Beverley loves her little herb shop in Whitehorse but has been pulled away many times for many different reasons including her life-long love of one of her many ancestral homes, Ireland. In recent years Beverley bought 2-acres of agriculture land in the Dingle Peninsula, Aughacasla North, in Kerry, Ireland and rebuilt a derelict house that sits on the banks of the of the Owencashla river that flows from lough Slat in the Slieve Mish mountains that overlook her Irish home and flows into Tralee Bay on the North Atlantic Ocean. She now shares this home with her Eldest Daughter, Ceilidh and her husband Tom Long (from Dingle, Ireland), their son Liam and their two dogs Chewie and Daisy. Ceilidh, who has a degree in Sociology and a minor in English has helped her mom and worked in many capacities for Aroma Borealis over the years (yes, she is one of the fireweed fairies!) today taking care of the social media, advertising and marketing for Aroma Borealis and The Boreal Herbal.

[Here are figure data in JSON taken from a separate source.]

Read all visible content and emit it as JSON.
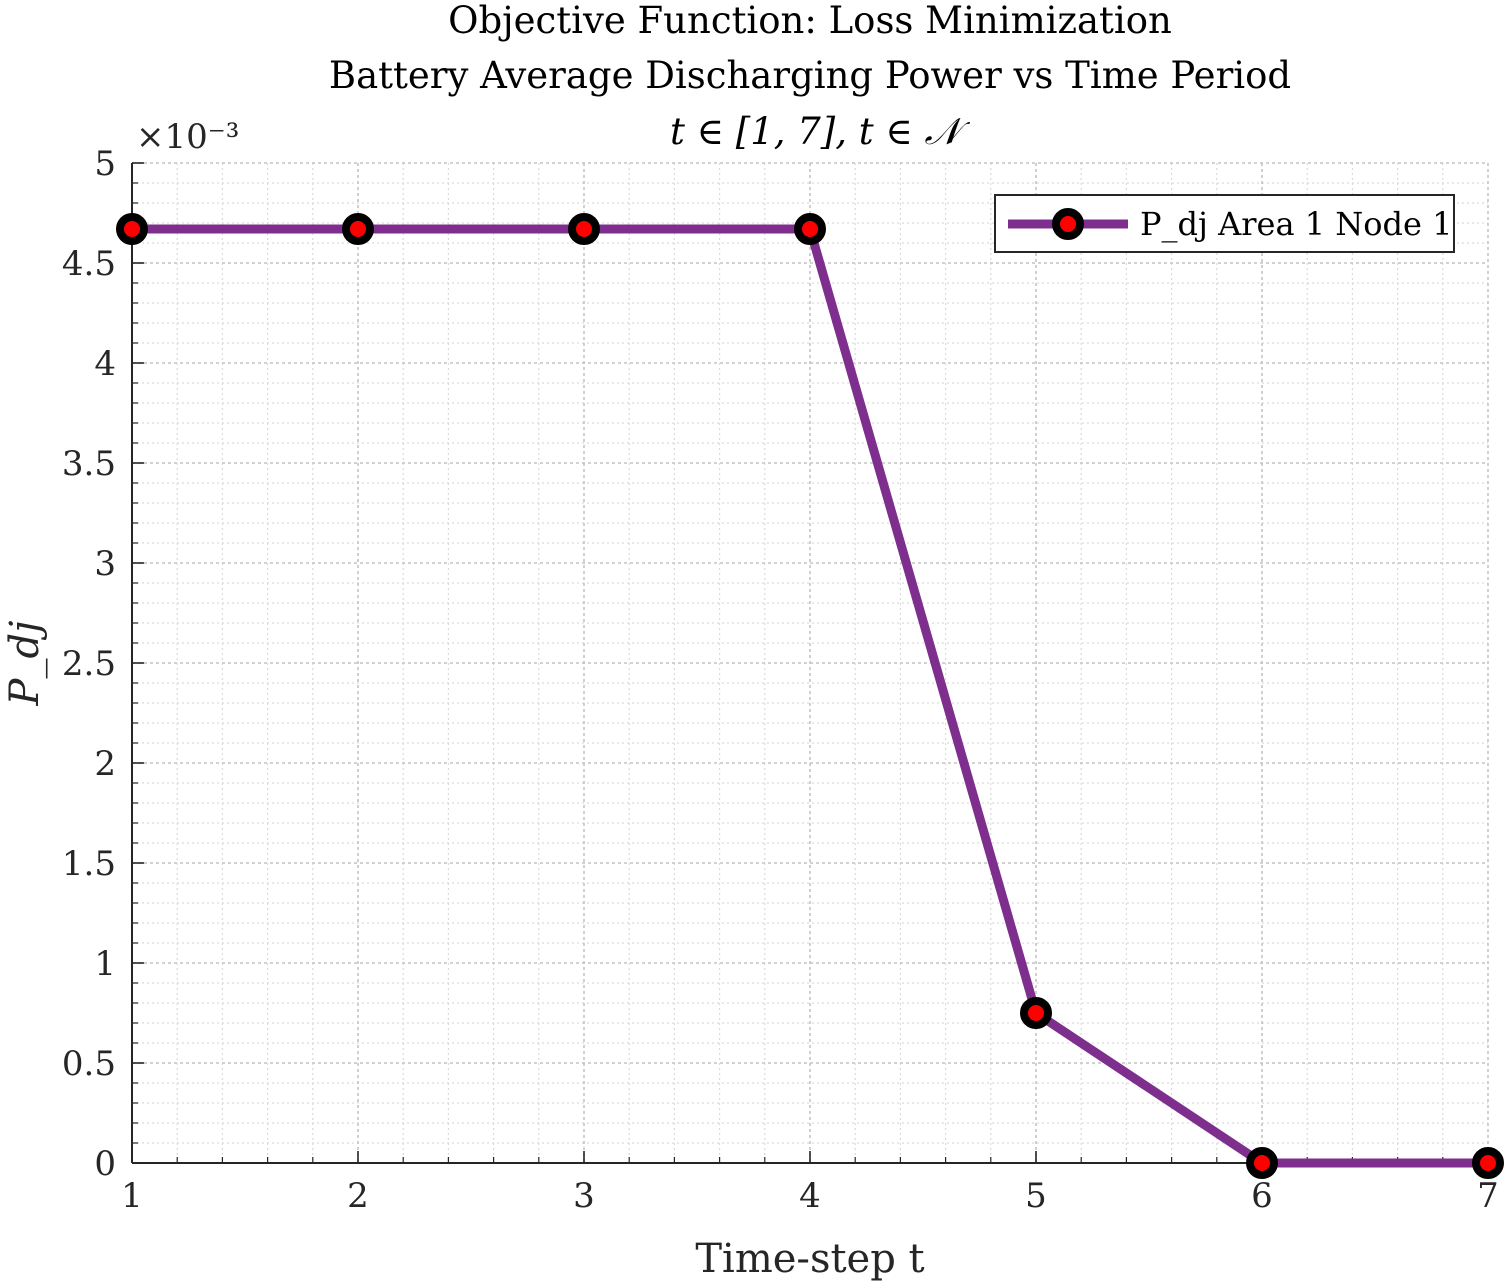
{
  "chart_data": {
    "type": "line",
    "title_lines": [
      "Objective Function: Loss Minimization",
      "Battery Average Discharging Power vs Time Period",
      "t ∈ [1, 7], t ∈ 𝒩"
    ],
    "xlabel": "Time-step t",
    "ylabel": "P_dj",
    "y_exponent_label": "×10⁻³",
    "xlim": [
      1,
      7
    ],
    "ylim": [
      0,
      5
    ],
    "x_ticks": [
      "1",
      "2",
      "3",
      "4",
      "5",
      "6",
      "7"
    ],
    "y_ticks": [
      "0",
      "0.5",
      "1",
      "1.5",
      "2",
      "2.5",
      "3",
      "3.5",
      "4",
      "4.5",
      "5"
    ],
    "grid": true,
    "minor_grid": true,
    "legend_position": "top-right",
    "series": [
      {
        "name": "P_dj Area 1 Node 1",
        "line_color": "#7E2F8E",
        "marker_edge_color": "#000000",
        "marker_face_color": "#FF0000",
        "x": [
          1,
          2,
          3,
          4,
          5,
          6,
          7
        ],
        "y": [
          4.67,
          4.67,
          4.67,
          4.67,
          0.75,
          0,
          0
        ]
      }
    ]
  }
}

Beverley’s time in Ireland, she has catalogued and made many medicines with the wild and cultivated plants that grow on her land base. She hopes to publish this body of work in the near future so that her grandson Liam will grow up knowing about the medicines of his native Island of Ireland. She has given many workshops and keynote presentations in Ireland about the plants of the Northern Boreal Forest to help bring awareness to the Boreals unique ecosystem.
“I feel so blessed to have two incredible land bases that I get to call home, both unique in their own ways but similar as they are both abundant with medicinal plants that I consider my teachers,” says Beverley.
Beverley is back in Yukon, and has been working hard at the shop, reorganizing the sales floor, renovating their production space, hiring more staff and developing new herbal products for Aroma Borealis. She is busy getting ready for herbal planting and wild harvesting season at her Rat Lake home. She will be offering workshops throughout the summer to help people connect with and respectfully harvest the wild plants of the north for food and medicines.